Raport został opublikowany w roku ubiegłym w Nature i został opracowany przez naukowców z centrum badawczego JRC (The Joint Research Centre) Komisji Europejskiej, którzy na podstawie danych satelitarnych wykazali, że europejskie powierzchnie zrębowe gwałtownie wzrosły, o prawie 50 procent, między okresami 2011-2015 i 2016-2018, zwłaszcza w Szwecji i Finlandii. Znacznie zwiększyły się również rozmiary zrębów.

„Lasy są ważnymi pochłaniaczami dwutlenku węgla, ale rosnący popyt na produkty leśne, który jest napędzany przez biogospodarkę, stanowi wyzwanie dla zrównoważonego leśnictwa ” stwierdzono w raporcie.

Szwedzki urząd państwowy do spraw leśnych Skogsstyrelsen i Sveriges Lantbruksuniversitet SLU zakwestionowały  te badania, przedstawiając swoje statystyki pokazujące, że powierzchnia zrębów zmniejszyła się w tym okresie, pomimo większej ilości pozyskanej masy drzewnej.

Håkan Olsson, profesor SLU, nazwał badania UE „fake news” w e-mailu do czasopisma Dagens Nyheter.
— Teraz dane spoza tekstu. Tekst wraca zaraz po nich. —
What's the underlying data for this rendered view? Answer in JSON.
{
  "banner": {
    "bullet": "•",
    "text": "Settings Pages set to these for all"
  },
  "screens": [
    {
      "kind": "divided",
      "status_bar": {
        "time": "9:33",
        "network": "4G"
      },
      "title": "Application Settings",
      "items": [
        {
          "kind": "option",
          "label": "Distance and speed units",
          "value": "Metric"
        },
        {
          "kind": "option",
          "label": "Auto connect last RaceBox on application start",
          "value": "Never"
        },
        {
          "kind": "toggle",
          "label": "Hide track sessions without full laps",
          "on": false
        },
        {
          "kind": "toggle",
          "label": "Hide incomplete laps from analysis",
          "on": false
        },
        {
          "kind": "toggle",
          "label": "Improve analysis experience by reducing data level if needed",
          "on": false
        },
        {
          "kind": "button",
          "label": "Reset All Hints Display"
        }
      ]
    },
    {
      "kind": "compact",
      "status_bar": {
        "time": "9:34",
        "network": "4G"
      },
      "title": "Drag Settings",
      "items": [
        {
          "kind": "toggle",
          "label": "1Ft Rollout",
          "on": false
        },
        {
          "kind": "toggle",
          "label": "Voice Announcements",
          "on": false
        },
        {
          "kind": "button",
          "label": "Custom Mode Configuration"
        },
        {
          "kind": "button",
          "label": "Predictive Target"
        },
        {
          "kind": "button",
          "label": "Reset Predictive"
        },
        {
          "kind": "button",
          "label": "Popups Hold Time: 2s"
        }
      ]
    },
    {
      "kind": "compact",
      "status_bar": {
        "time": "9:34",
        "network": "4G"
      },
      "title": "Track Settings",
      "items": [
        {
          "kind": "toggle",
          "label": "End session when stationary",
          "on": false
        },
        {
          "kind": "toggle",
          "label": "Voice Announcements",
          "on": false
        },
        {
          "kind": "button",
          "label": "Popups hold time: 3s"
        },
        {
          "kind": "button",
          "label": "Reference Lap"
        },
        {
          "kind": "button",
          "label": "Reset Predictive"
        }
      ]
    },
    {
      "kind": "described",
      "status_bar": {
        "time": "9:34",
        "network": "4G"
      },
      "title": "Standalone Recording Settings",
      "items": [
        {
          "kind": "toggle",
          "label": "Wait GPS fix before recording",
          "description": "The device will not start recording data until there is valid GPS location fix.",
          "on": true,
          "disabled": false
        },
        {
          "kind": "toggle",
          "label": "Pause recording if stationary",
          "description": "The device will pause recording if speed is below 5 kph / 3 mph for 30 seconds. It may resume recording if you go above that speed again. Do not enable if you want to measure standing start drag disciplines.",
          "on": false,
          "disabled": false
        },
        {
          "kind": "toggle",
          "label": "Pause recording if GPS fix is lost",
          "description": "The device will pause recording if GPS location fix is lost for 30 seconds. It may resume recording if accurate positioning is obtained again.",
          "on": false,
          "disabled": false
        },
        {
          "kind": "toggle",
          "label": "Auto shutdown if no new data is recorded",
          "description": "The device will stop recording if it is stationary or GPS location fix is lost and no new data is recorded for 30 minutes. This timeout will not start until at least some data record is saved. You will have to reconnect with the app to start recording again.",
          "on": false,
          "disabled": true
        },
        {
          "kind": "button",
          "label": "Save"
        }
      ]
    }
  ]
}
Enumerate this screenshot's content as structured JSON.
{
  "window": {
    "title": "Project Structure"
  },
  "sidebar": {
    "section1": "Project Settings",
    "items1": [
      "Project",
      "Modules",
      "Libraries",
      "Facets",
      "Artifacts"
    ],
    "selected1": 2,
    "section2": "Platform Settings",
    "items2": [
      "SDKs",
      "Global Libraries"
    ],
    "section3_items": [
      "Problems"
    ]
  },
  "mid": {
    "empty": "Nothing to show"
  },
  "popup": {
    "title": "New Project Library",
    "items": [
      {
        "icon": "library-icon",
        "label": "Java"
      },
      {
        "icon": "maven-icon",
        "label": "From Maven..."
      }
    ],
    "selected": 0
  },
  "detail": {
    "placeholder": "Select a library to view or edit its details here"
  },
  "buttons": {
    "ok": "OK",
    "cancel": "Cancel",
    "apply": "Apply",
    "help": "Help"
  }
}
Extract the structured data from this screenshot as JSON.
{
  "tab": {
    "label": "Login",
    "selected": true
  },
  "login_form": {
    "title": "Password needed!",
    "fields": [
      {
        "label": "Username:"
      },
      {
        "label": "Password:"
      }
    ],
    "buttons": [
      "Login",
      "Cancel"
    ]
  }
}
Svante Claesson ze Skogsstyrelsen napisał: „Jesteśmy w pełni świadomi, że wnioski są błędne”.

Obydwaj uważają, że przyczyną wykazania wzrostu powierzchni zrębowych są błędy w metodach pomiaru.

33 badaczy sprzeciwiło się badaniu UE w nowym artykule opublikowanym w kwietniu 2021 roku w „Nature”, na który badacze z UE zareplikowali z kolei w innym artykule.

Komisarz UE ds. środowiska Virginijus Sinkevičius spotkał się w poniedziałek  14 czerwca z przedstawicielami szwedzkiego rządu, przemysłu leśnego i ruchu ekologicznego omawiając temat nowej strategii leśnej UE, która wkrótce zostanie opracowana i opublikowana.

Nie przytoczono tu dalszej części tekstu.